Tesla Q1 2024 Earnings

Tesla Q1 2024 Earnings

Despite Profit Dip 55%, Tesla's Stock Jumps 13% on Musk's Promise of Affordable EV

Tesla for Q1 2024 reported a 9% YoY revenue decline to $21.3 billion. This marks its first revenue decline since the onset of the COVID-19 pandemic in 2020 and represents the sharpest decline for the world's most valuable automaker since 2012. The decline in revenue was due to the reduced vehicle average selling price (ASP) and decline in vehicle deliveries, partially due to the Model 3 update in the Fremont factory and Giga Berlin production disruptions.


On a segmental revenue basis, Tesla's automotive revenue fell by 13% YoY to $17.38 billion in the first quarter of 2024. Moreover, Energy generation and storage revenue was up by 7% YoY at $1.63 billion. Service and other revenue stood at $2.29 billion.


Net Income for the first quarter plunged by 55% to $1.13 billion as compared to $2.51 billion same period a year ago. The fall in earnings was inevitable when the company said that its revenue would drop 8.5% for the quarter and when Tesla announced its plans to lay off 14,000 people accounting for around 10% of the company's workforce.

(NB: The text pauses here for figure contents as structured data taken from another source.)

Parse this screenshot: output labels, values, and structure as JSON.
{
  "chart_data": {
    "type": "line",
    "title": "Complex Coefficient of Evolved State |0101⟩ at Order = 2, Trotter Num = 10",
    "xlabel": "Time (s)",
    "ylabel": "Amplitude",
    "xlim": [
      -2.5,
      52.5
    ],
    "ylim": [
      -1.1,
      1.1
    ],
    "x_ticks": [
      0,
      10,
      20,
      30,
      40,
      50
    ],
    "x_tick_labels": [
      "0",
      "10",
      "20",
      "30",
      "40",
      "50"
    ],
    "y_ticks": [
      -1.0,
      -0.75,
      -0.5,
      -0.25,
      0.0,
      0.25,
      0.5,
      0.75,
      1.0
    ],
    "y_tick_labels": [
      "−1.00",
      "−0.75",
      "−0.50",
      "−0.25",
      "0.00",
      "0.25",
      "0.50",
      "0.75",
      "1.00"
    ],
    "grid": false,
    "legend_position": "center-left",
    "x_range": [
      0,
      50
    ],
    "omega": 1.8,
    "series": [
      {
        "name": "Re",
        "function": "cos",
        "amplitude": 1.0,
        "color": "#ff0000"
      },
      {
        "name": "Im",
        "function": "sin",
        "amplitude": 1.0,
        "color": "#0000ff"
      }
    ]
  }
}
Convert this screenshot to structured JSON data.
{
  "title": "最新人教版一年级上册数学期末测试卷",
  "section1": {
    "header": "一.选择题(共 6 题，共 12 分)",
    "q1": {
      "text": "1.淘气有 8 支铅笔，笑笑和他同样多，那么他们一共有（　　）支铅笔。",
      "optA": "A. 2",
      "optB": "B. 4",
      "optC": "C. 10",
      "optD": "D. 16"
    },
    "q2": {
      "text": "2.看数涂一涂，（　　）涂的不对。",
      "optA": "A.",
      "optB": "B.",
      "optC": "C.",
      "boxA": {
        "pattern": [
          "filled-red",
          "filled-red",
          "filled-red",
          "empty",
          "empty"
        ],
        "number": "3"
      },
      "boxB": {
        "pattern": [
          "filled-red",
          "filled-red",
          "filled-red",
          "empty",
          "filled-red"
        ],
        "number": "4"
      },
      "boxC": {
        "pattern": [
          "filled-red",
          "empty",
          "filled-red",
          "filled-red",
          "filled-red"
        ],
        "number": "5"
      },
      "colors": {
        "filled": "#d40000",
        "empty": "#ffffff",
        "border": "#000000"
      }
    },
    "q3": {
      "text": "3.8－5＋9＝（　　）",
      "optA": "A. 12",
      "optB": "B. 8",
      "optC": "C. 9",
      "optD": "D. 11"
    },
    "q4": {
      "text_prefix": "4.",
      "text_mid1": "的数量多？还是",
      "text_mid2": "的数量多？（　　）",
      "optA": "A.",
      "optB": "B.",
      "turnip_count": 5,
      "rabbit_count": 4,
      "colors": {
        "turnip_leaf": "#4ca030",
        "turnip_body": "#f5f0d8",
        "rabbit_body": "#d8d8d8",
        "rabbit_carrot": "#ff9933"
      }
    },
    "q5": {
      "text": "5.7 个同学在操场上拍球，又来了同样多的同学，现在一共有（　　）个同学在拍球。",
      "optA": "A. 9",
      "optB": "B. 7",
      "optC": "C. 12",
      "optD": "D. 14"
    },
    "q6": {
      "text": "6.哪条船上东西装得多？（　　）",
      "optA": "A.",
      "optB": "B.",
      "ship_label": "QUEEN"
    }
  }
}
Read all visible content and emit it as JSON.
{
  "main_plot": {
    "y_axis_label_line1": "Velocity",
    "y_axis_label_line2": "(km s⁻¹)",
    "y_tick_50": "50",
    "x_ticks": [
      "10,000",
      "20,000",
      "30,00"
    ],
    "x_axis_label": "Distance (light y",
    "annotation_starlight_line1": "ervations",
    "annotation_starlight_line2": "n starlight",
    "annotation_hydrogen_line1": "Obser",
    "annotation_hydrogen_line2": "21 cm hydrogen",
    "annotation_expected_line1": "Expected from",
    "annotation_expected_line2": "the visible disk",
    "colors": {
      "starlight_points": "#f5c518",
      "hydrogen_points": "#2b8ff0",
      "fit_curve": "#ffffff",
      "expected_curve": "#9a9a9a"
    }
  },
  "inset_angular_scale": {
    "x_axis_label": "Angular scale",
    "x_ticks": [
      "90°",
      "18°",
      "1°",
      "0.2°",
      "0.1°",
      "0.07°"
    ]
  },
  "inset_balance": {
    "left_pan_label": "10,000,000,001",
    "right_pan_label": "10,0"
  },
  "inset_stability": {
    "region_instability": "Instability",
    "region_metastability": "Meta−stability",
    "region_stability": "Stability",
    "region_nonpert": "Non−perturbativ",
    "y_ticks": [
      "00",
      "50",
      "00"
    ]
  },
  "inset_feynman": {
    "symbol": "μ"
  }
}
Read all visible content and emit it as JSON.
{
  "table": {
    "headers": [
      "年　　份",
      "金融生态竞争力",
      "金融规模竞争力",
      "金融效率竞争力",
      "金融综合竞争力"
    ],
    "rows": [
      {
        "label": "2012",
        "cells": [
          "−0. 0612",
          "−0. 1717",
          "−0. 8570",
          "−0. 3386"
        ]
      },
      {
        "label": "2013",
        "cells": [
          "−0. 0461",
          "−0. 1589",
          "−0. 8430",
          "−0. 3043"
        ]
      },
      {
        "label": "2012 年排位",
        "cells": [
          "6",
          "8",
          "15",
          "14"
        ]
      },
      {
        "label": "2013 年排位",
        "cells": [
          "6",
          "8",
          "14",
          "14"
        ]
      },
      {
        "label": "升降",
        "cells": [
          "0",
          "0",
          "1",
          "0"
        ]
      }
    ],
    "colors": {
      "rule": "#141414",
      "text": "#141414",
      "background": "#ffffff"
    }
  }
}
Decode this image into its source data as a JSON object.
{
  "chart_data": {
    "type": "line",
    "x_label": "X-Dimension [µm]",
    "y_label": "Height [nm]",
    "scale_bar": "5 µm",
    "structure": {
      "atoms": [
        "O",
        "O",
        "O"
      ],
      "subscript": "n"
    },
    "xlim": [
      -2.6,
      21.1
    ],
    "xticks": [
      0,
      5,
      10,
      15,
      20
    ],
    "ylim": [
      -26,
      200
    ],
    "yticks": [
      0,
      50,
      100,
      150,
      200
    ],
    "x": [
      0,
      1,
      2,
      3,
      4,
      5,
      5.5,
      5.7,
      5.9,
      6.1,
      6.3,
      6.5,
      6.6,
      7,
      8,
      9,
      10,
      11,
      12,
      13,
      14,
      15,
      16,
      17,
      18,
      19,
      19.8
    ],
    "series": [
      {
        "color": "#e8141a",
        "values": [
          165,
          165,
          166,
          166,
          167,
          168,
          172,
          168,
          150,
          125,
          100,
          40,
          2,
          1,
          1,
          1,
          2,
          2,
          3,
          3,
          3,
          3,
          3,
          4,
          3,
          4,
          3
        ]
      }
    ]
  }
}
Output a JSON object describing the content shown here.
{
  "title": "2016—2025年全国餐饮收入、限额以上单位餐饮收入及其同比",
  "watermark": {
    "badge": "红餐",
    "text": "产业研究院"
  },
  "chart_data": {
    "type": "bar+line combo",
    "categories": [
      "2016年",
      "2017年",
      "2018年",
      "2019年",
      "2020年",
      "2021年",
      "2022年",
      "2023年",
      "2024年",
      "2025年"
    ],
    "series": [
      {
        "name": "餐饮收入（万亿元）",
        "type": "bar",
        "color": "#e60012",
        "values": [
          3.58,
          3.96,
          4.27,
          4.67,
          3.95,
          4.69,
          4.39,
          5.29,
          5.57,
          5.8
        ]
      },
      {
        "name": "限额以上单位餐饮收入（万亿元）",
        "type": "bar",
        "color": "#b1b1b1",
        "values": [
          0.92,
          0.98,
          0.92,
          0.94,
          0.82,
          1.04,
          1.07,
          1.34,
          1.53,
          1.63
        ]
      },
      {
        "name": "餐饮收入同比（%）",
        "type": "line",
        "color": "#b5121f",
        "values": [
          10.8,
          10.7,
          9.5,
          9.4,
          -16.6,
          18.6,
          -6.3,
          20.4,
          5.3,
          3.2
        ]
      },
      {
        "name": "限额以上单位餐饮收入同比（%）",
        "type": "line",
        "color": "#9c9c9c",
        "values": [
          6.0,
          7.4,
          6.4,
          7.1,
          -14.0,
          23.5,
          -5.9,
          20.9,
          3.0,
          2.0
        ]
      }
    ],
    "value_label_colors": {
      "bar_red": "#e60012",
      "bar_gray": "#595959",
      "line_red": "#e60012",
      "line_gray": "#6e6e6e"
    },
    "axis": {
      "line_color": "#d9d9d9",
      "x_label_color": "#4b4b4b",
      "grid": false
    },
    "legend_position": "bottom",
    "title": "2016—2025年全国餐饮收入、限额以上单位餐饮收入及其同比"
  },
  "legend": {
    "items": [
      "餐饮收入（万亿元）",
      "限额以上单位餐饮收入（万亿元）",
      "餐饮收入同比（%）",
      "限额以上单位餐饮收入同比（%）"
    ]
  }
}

The job cuts include approximately 2,000 workers from the company's factory in Fremont, California, and around 2,700 workers in Austin, Texas.


Tesla's operating income for Q1 2024 stood at $1.2 billion marking a 5.5% decline in the operating margins for the quarter. Operating income was primarily impacted by an increase in operating expenses partly driven by AI, cell advancements, and other R&D projects.


The Austin auto carmaker in its earnings call mentioned the company's intention to expedite the introduction of "new vehicles, including more affordable models," which can be manufactured on the existing production lines alongside Tesla's current lineup. Tesla aims to maximize the utilization of its current production capacity and achieve "more than 50% growth over 2023 production" before considering investments in new manufacturing lines.


Additionally, the deck showcased screens of a robotaxi-based ride-hailing service. Despite years of promises, Tesla has yet to deliver on Musk's pledge of a self-driving vehicle.


The affordable lineup includes a model 2 car which is expected to cost approximately $25,000. The new car will use a new generation vehicle underpinning some features of the current models. Moreover, the company said the manufacturing of the new cars will be built on the same manufacturing lines as their current products.


Sales growth within the electric vehicle (EV) sector is decelerating, leading both Tesla and its main competitors to reduce EV prices in an effort to stimulate demand. Tesla experienced an 18% decline in gross profits during the first quarter, attributed in part to price reductions implemented this year.


Following discussions on operational hurdles in the first quarter, such as disruptions in the Red Sea supply chain, Musk expressed optimism during the call, stating, "We think Q2 will be a lot better."


Tesla noted that total sales encompassed revenue from earlier sales of its Full Self-Driving (FSD) option. The introduction of a feature named Autopark in North America enabled the company to recognize deferred revenue.


On April 23 Tesla's stock surged by 13% in the extended trading following CEO Elon Musk's announcement to investors that production of new affordable electric vehicle models could commence earlier than previously anticipated.